Unrest piles pressure on Vietnam's Party chief

HANOI, Vietnam - The worst unrest in Vietnam for years has made for a very bad new year for Communist Party General-Secretary Le Kha Phieu.

Even before widespread protests by ethnic minority farmers in two Central Highland provinces this month, analysts had described Phieu as a man fighting for his political life.

While the protests appear to have been contained for now, they have done nothing for Phieu's reputation ahead of a key five-yearly congress of the ruling party tentatively scheduled for late March and expected to approve leadership changes.

Rumours have swirled about Phieu's fate ever since a Party Central Committee meeting last month.

It resolved that no Party members older than 65 years should be re-elected at the congress, with the exception of "key posts," but the committee's ideological chief Huu Tho added that in his opinion, no people over 70 should take such posts.

Phieu is 69 by the Western counting method and 70 by the Vietnamese, which counts age by each Lunar New Year passed.

Analysts believe the former political commissar has upset a broad spectrum of powerbrokers since becoming Party chief in 1997 -- reformers by being too conservative and conservatives by allowing too much reform.


They also point to his clumsy handling of a meeting with former U.S. President Bill Clinton in November as evidence of his remoteness from the political mood.

Instead of warming to clear popular enthusiasm towards the reconciliation thrust of the first visit by a U.S. president since the Vietnam War, Phieu used the occasion to hammer old Socialist ideals and remind Clinton of past U.S. iniquities.

"It was a horribly inept performance that I think even disappointed conservatives," one diplomat said.

Vietnam expert Carl Thayer of the Asia Pacific Centre for Security Studies in Hawaii, said the highland protests, which involved thousands of people, could tip the balance against Phieu in the leadership debate.

"It couldn't have come at a worse time for the secretary-general," he said.

Residents have blamed the protests on disputes over land, religion and corruption and heavy handed attempts to impose Communist Party authority.

They have come ahead of a meeting on Tuesday of the U.S. Commission on International Religious Freedom that will consider whether sanctions would help press Hanoi to improve its record.

While Phieu had appeared secure in his post until late last year and was even rumoured to be seeking to combine it with the state presidency, talk about his likely political demise has become such common currency, survival would now be a surprise.

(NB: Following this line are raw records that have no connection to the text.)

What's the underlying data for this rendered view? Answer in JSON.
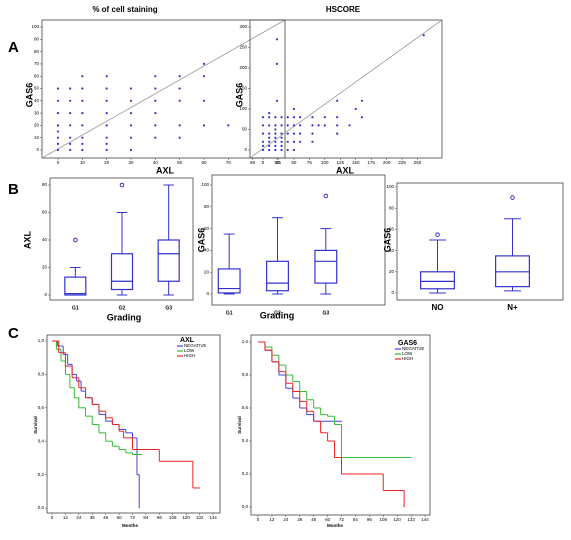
{
  "panel_labels": [
    "A",
    "B",
    "C"
  ],
  "chart_data": [
    {
      "type": "scatter",
      "title": "% of cell staining",
      "x_label": "AXL",
      "y_label": "GAS6",
      "color": "#3333cc",
      "xlim": [
        0,
        90
      ],
      "ylim": [
        0,
        100
      ],
      "xticks": [
        0,
        10,
        20,
        30,
        40,
        50,
        60,
        70,
        80,
        90
      ],
      "yticks": [
        0,
        10,
        20,
        30,
        40,
        50,
        60,
        70,
        80,
        90,
        100
      ],
      "x": [
        0,
        0,
        0,
        0,
        0,
        0,
        0,
        0,
        5,
        5,
        5,
        5,
        5,
        5,
        5,
        10,
        10,
        10,
        10,
        10,
        10,
        10,
        10,
        20,
        20,
        20,
        20,
        20,
        20,
        20,
        20,
        30,
        30,
        30,
        30,
        30,
        30,
        40,
        40,
        40,
        40,
        40,
        40,
        50,
        50,
        50,
        50,
        50,
        60,
        60,
        60,
        70,
        60,
        90,
        90,
        90
      ],
      "values": [
        0,
        5,
        10,
        15,
        20,
        30,
        40,
        50,
        0,
        5,
        10,
        20,
        30,
        40,
        50,
        0,
        5,
        10,
        20,
        30,
        40,
        50,
        60,
        0,
        5,
        10,
        20,
        30,
        40,
        50,
        60,
        0,
        10,
        20,
        30,
        40,
        50,
        10,
        20,
        30,
        40,
        50,
        60,
        10,
        20,
        40,
        50,
        60,
        20,
        40,
        60,
        20,
        70,
        40,
        70,
        90
      ]
    },
    {
      "type": "scatter",
      "title": "HSCORE",
      "x_label": "AXL",
      "y_label": "GAS6",
      "color": "#3333cc",
      "xlim": [
        0,
        275
      ],
      "ylim": [
        0,
        300
      ],
      "xticks": [
        0,
        25,
        50,
        75,
        100,
        125,
        150,
        175,
        200,
        225,
        250
      ],
      "yticks": [
        0,
        50,
        100,
        150,
        200,
        250,
        300
      ],
      "x": [
        0,
        0,
        0,
        0,
        0,
        0,
        10,
        10,
        10,
        10,
        10,
        10,
        10,
        10,
        20,
        20,
        20,
        20,
        20,
        20,
        20,
        20,
        30,
        30,
        30,
        30,
        30,
        30,
        30,
        40,
        40,
        40,
        40,
        40,
        50,
        50,
        50,
        50,
        50,
        50,
        60,
        60,
        60,
        60,
        80,
        80,
        80,
        80,
        90,
        100,
        100,
        120,
        120,
        120,
        120,
        140,
        160,
        160,
        150,
        260
      ],
      "values": [
        0,
        10,
        20,
        40,
        60,
        80,
        0,
        10,
        20,
        30,
        40,
        60,
        80,
        90,
        0,
        10,
        20,
        30,
        40,
        50,
        60,
        80,
        0,
        10,
        20,
        30,
        40,
        60,
        80,
        0,
        20,
        40,
        60,
        80,
        0,
        20,
        40,
        60,
        80,
        100,
        20,
        40,
        60,
        80,
        20,
        40,
        60,
        80,
        60,
        60,
        80,
        40,
        60,
        80,
        120,
        60,
        80,
        120,
        100,
        280
      ]
    },
    {
      "type": "box",
      "y_label": "AXL",
      "x_label": "Grading",
      "color": "#3333cc",
      "ylim": [
        0,
        80
      ],
      "yticks": [
        0,
        20,
        40,
        60,
        80
      ],
      "categories": [
        "G1",
        "G2",
        "G3"
      ],
      "boxes": [
        {
          "min": 0,
          "q1": 0,
          "median": 1,
          "q3": 13,
          "max": 20,
          "outliers": [
            40
          ]
        },
        {
          "min": 0,
          "q1": 4,
          "median": 10,
          "q3": 30,
          "max": 60,
          "outliers": [
            80
          ]
        },
        {
          "min": 0,
          "q1": 10,
          "median": 30,
          "q3": 40,
          "max": 80,
          "outliers": []
        }
      ]
    },
    {
      "type": "box",
      "y_label": "GAS6",
      "x_label": "Grading",
      "color": "#3333cc",
      "ylim": [
        0,
        100
      ],
      "yticks": [
        0,
        20,
        40,
        60,
        80,
        100
      ],
      "categories": [
        "G1",
        "G2",
        "G3"
      ],
      "boxes": [
        {
          "min": 0,
          "q1": 1,
          "median": 5,
          "q3": 23,
          "max": 55,
          "outliers": []
        },
        {
          "min": 0,
          "q1": 3,
          "median": 10,
          "q3": 30,
          "max": 70,
          "outliers": []
        },
        {
          "min": 0,
          "q1": 10,
          "median": 30,
          "q3": 40,
          "max": 60,
          "outliers": [
            90
          ]
        }
      ]
    },
    {
      "type": "box",
      "y_label": "GAS6",
      "color": "#3333cc",
      "ylim": [
        0,
        100
      ],
      "yticks": [
        0,
        20,
        40,
        60,
        80,
        100
      ],
      "categories": [
        "NO",
        "N+"
      ],
      "boxes": [
        {
          "min": 0,
          "q1": 4,
          "median": 11,
          "q3": 20,
          "max": 50,
          "outliers": [
            55
          ]
        },
        {
          "min": 2,
          "q1": 6,
          "median": 20,
          "q3": 35,
          "max": 70,
          "outliers": [
            90
          ]
        }
      ]
    },
    {
      "type": "step",
      "title": "AXL",
      "x_label": "Months",
      "y_label": "Survival",
      "xlim": [
        0,
        144
      ],
      "ylim": [
        0,
        1
      ],
      "xticks": [
        0,
        12,
        24,
        36,
        48,
        60,
        72,
        84,
        96,
        108,
        120,
        132,
        144
      ],
      "yticks": [
        {
          "value": 0,
          "label": "0,0"
        },
        {
          "value": 0.2,
          "label": "0,2"
        },
        {
          "value": 0.4,
          "label": "0,4"
        },
        {
          "value": 0.6,
          "label": "0,6"
        },
        {
          "value": 0.8,
          "label": "0,8"
        },
        {
          "value": 1,
          "label": "1,0"
        }
      ],
      "series": [
        {
          "name": "NEGATIVE",
          "color": "#4444dd",
          "x": [
            0,
            5,
            10,
            14,
            18,
            22,
            26,
            30,
            36,
            42,
            48,
            54,
            60,
            66,
            72,
            76,
            78
          ],
          "values": [
            1,
            0.97,
            0.92,
            0.86,
            0.8,
            0.76,
            0.7,
            0.66,
            0.62,
            0.56,
            0.52,
            0.5,
            0.47,
            0.45,
            0.42,
            0.2,
            0
          ]
        },
        {
          "name": "LOW",
          "color": "#33bb33",
          "x": [
            0,
            4,
            8,
            12,
            16,
            20,
            24,
            30,
            36,
            42,
            48,
            54,
            60,
            66,
            72,
            80
          ],
          "values": [
            1,
            0.95,
            0.88,
            0.8,
            0.72,
            0.66,
            0.6,
            0.55,
            0.5,
            0.45,
            0.4,
            0.37,
            0.35,
            0.33,
            0.32,
            0.32
          ]
        },
        {
          "name": "HIGH",
          "color": "#ee2222",
          "x": [
            0,
            6,
            12,
            18,
            24,
            30,
            36,
            42,
            48,
            54,
            60,
            64,
            72,
            96,
            126,
            132
          ],
          "values": [
            1,
            0.93,
            0.85,
            0.78,
            0.72,
            0.66,
            0.62,
            0.58,
            0.54,
            0.5,
            0.46,
            0.42,
            0.35,
            0.28,
            0.12,
            0.12
          ]
        }
      ]
    },
    {
      "type": "step",
      "title": "GAS6",
      "x_label": "Months",
      "y_label": "Survival",
      "xlim": [
        0,
        144
      ],
      "ylim": [
        0,
        1
      ],
      "xticks": [
        0,
        12,
        24,
        36,
        48,
        60,
        72,
        84,
        96,
        108,
        120,
        132,
        144
      ],
      "yticks": [
        {
          "value": 0,
          "label": "0,0"
        },
        {
          "value": 0.2,
          "label": "0,2"
        },
        {
          "value": 0.4,
          "label": "0,4"
        },
        {
          "value": 0.6,
          "label": "0,6"
        },
        {
          "value": 0.8,
          "label": "0,8"
        },
        {
          "value": 1,
          "label": "1,0"
        }
      ],
      "series": [
        {
          "name": "NEGATIVE",
          "color": "#4444dd",
          "x": [
            0,
            6,
            12,
            18,
            24,
            30,
            36,
            42,
            48,
            54,
            72
          ],
          "values": [
            1,
            0.95,
            0.88,
            0.8,
            0.72,
            0.66,
            0.6,
            0.56,
            0.52,
            0.52,
            0.52
          ]
        },
        {
          "name": "LOW",
          "color": "#33bb33",
          "x": [
            0,
            6,
            12,
            18,
            24,
            30,
            36,
            42,
            48,
            54,
            60,
            66,
            72,
            132
          ],
          "values": [
            1,
            0.97,
            0.92,
            0.86,
            0.8,
            0.76,
            0.7,
            0.65,
            0.6,
            0.56,
            0.55,
            0.5,
            0.3,
            0.3
          ]
        },
        {
          "name": "HIGH",
          "color": "#ee2222",
          "x": [
            0,
            6,
            12,
            18,
            24,
            30,
            36,
            42,
            48,
            54,
            60,
            66,
            72,
            84,
            108,
            126
          ],
          "values": [
            1,
            0.95,
            0.88,
            0.82,
            0.75,
            0.7,
            0.64,
            0.58,
            0.52,
            0.45,
            0.4,
            0.3,
            0.2,
            0.2,
            0.1,
            0
          ]
        }
      ]
    }
  ]
}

"It's almost taken on the feeling of a self-fulfilling prophecy," said the diplomat, adding that retaining such a conservative figure now would send a negative message about Vietnam's reform process to potential foreign investors.

Vietnam has already been struggling to boost foreign investment levels to those before the Asian crisis and it has not been helped by a perception that its economic reform process has lagged behind regional competitors.

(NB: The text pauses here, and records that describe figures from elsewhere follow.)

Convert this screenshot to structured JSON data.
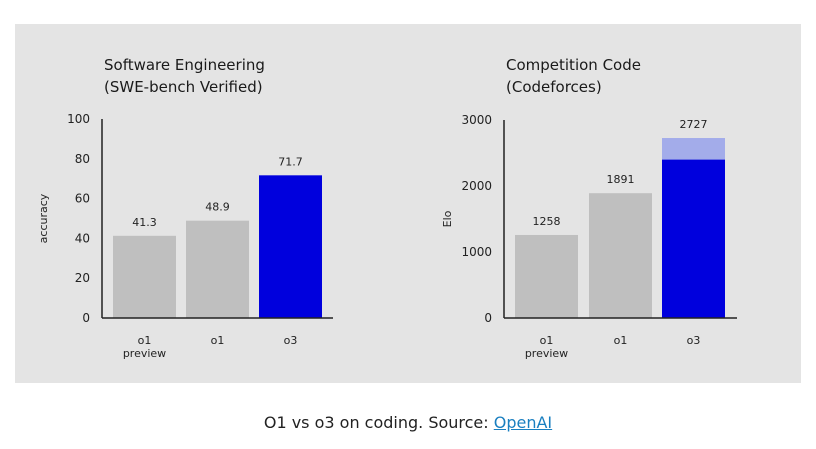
{
  "chart_data": [
    {
      "type": "bar",
      "title": [
        "Software Engineering",
        "(SWE-bench Verified)"
      ],
      "ylabel": "accuracy",
      "xlabel": "",
      "ylim": [
        0,
        100
      ],
      "yticks": [
        0,
        20,
        40,
        60,
        80,
        100
      ],
      "categories": [
        [
          "o1",
          "preview"
        ],
        [
          "o1"
        ],
        [
          "o3"
        ]
      ],
      "values": [
        41.3,
        48.9,
        71.7
      ],
      "data_labels": [
        "41.3",
        "48.9",
        "71.7"
      ],
      "colors": [
        "#bfbfbf",
        "#bfbfbf",
        "#0000dd"
      ],
      "grid": false
    },
    {
      "type": "bar",
      "title": [
        "Competition Code",
        "(Codeforces)"
      ],
      "ylabel": "Elo",
      "xlabel": "",
      "ylim": [
        0,
        3000
      ],
      "yticks": [
        0,
        1000,
        2000,
        3000
      ],
      "categories": [
        [
          "o1",
          "preview"
        ],
        [
          "o1"
        ],
        [
          "o3"
        ]
      ],
      "values": [
        1258,
        1891,
        2727
      ],
      "stacked_base": [
        null,
        null,
        2400
      ],
      "data_labels": [
        "1258",
        "1891",
        "2727"
      ],
      "colors": [
        "#bfbfbf",
        "#bfbfbf",
        "#0000dd"
      ],
      "highlight_top_color": "#a3acea",
      "grid": false
    }
  ],
  "caption": {
    "text": "O1 vs o3 on coding. Source: ",
    "link": "OpenAI",
    "link_color": "#1a7fc0"
  }
}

The Central Committee is to meet again on personnel changes again this month, with February 20 mentioned as a possible date, but no decisions will be announced until the congress.


Rumours have also circulated -- for nearly a year -- about the future of Prime Minister Phan Van Khai, although there has been some speculation he might stay on if Phieu were to go.

"But most people expect him to go -- they say he wants out and will retire in the next 12 months," the diplomat said.

Speculation has been rife about who might take over the two positions but no clear favourites have emerged.

Among those thought to be candidates for the Party job are current state President Tran Duc Luong, National Assembly Chairman Nong Duc Manh -- who comes from an ethnic minority family -- and Hanoi Party chief Nguyen Phu Trong. Deputy Prime Minister Nguyen Tan Dung and Party economic chief Truong Tan Sang have been talked about as prime ministerial candidates.

Many analysts have been surprised by the rapid unfolding of events in the highlands, to where soldiers and riot police had to be despatched to restore order. They have also been surprised that the tightly controlled state media has giving a relatively detailed account of the unrest.

"I can't really understand how it got so seemingly out of hand so rapidly," another diplomat said. "There has to be more to it than there seems to be. And just the fact that it's been reported is quite extraordinary."

The government says the situation is under control but highland residents have reported lingering tensions.

Diplomats do not see a possibility of the protests spilling over into more general anti-government unrest, not least because of a deep-rooted chauvinism among majority ethnic Vietnamese towards ethnic minorities, who are regarded as rude simpletons at best or dangerous barbarians at worst.

"Each group has their own beefs," said one diplomat. "You're not going to find too many Vietnamese who are going to sympathise with the minorities -- the attitude is you've got your problems and we've got ours."